Tuesday, November 6, 2007

what sort of conservative is Mike Huckabee?

For all of his bona fides as a social conservative...

Huckabee's abnegation of federalism is bizarre-- with respect to a federal role in declaring public smoking prohibitions. (Click here to read the transcript of Hugh Hewitt's interview with him and his focus on that question.)

And Huckabee's embrace of S-CHIP and tighter automotive environmental regulations is troubling.

Beyond that, his general claims to fiscal conservatism are coming under more scrutiny and criticism. First, some short zingers (hat tip: Chuck Muth)...

Phyllis Schlafly of the Eagle Forum: "(Former Arkansas Gov. Mike Huckabee) destroyed the conservative movement in Arkansas, and left the Republican Party a shambles. Yet some of the same evangelicals who sold us on George W. Bush as a 'compassionate conservative' are now trying to sell us on Mike Huckabee."

WSJ Columnist John Fund: "Mr. Huckabee's reluctance to surround himself with conservatives was evident as governor, when he kept many agency heads appointed by Bill Clinton."

Pastor, talk-show host, and columnist Chuck Baldwin: "Christians need to beware of Mike Huckabee. He is not a conservative. Even worse, he is not a constitutionalist. He is an opportunist, however."

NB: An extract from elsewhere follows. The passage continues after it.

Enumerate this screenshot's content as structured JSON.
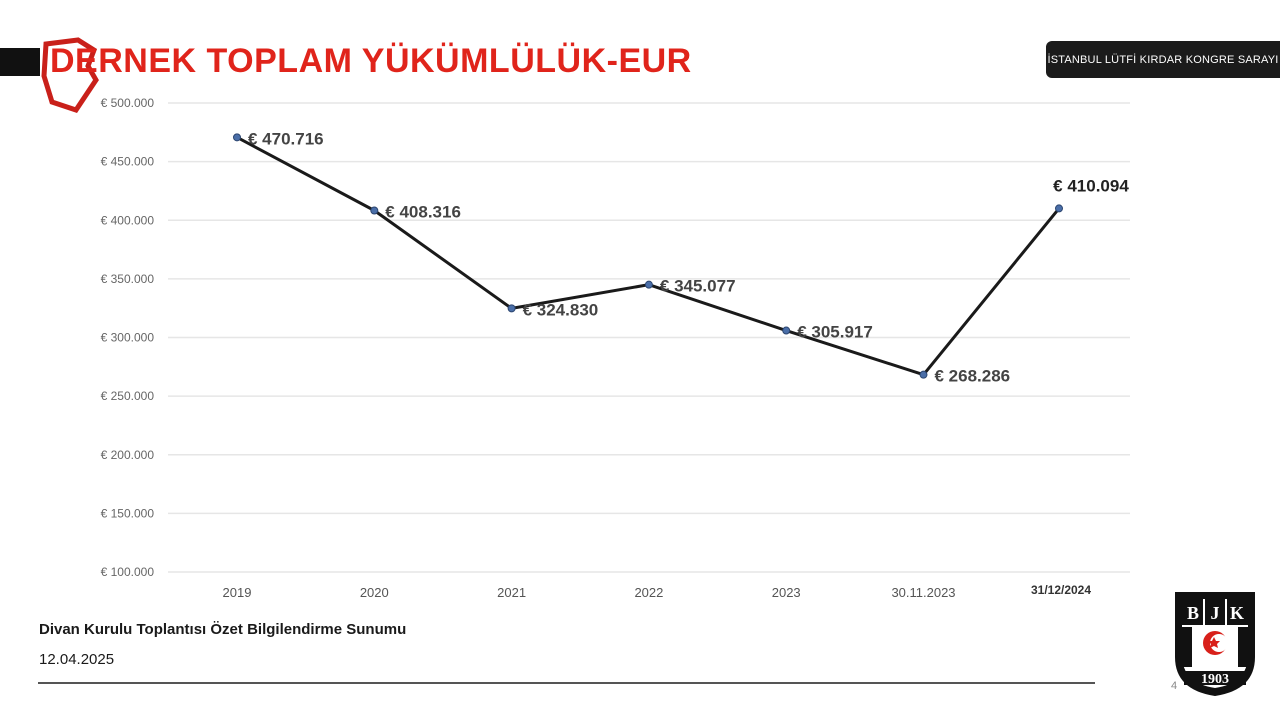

And from Doug Bandow, a longer article called "Mike Huckabee: Big Government on Steroids"...

Former Arkansas Gov. Mike Huckabee is an engaging personality. A good speaker with a folksy manner, he is attempting to sell himself as the candidate who can unite economic and social conservatives. In fact, he is far more likely to permanently divide the conservative movement.

Reports the Washington Times:

A bitter fight is taking place behind the scenes over Republican presidential hopeful Mike Huckabee.

Influential conservatives are clashing over whether Mr. Huckabee is capable of keeping evangelicals from fleeing the GOP to form a third party or if he’s too liberal fiscally for the Republican electorate.

The battle is bubbling into the public arena, fueled by fears that a three-way race could hand the presidency to Sen. Hillary Rodham Clinton or another Democrat, and by murmurs of Mr. Huckabee as a vice-presidential candidate on the party’s ticket.

“We called him a pro-life, pro-gun liberal, when I was in the state legislature and he was governor,” said Randy Minton, chairman of the Arkansas chapter of Phyllis Schlafly’s national Eagle Forum.

Mr. Minton voices the concerns of many conservatives that while Mr. Huckabee governed as a social conservative in opposing abortion and same-sex “marriage,” he was a treacherous liberal on taxes, social welfare spending and illegal immigration.

Fears about Huckabee’s conservative credentials are well-warranted....In fact, if you believe in limited government and individual liberty, you shouldn’t vote for Huckabee. He is a big spender and taxer and a believer in the nanny state. He’s also a reflexive interventionist on foreign policy, despite the disastrous consequences of Washington’s attempt at nation-building in Iraq today.

Pat Toomey of Club for Growth penned a devastating critique of Huckabee’s fiscal record. Notes Toomey:

In some quarters, former Arkansas Governor Mike Huckabee appears to be the flavor-of-the-month Republican candidate for president. Given his folksy charm, social conservative credentials, and embrace by the mainstream media, it is not surprising that some are increasingly enamored with him. But this flirtation does a great disservice to the conservative movement if it overlooks Huckabee’s stunning record of big-government liberalism.

Then there’s the broader issue of Huckabee’s governing style. His record isn’t as good as one would expect, given his public religiosity. Quin Hillyer delved into Huckabee’s record for the American Spectator online:

National media folks like David Brooks, dealing in surface appearances only, rave about what a nice guy Huckabee is, and a moral exemplar to boot. If they only did a little homework, they would discover a guy with a thin skin, a nasty vindictive streak, and a long history of imbroglios about questionable ethics.

The conservative movement and Republican Party are ailing, but Mike Huckabee isn’t the answer. President George Bush’s fiscal irresponsibility has inflicted a serious blow to the GOP. The presence of Huckabee on the Republican ticket, even as vice president, would spur the exodus of fiscal conservatives from the party.

All that said, here's former Cinton advisor and political pundit Dick Morris on Huckabee's somewhat promising electoral future-- at least as a VP candidate.

Why the Huckabee boomlet? A gripping, humorous, passionate orator, he brings a spiritual dimension to public-policy problems. His ideas are interesting. Want lower health-care costs? Tackle obesity and smoking. Education reform? Music and art education are just as important to our national creativity as science and math.

He has a good chance to be the front-ranking challenger to Giuliani in the national primary on Feb. 5. He might beat Rudy - or at least earn a VP designation, because Giuliani will be anxious to appeal to Christian-right voters.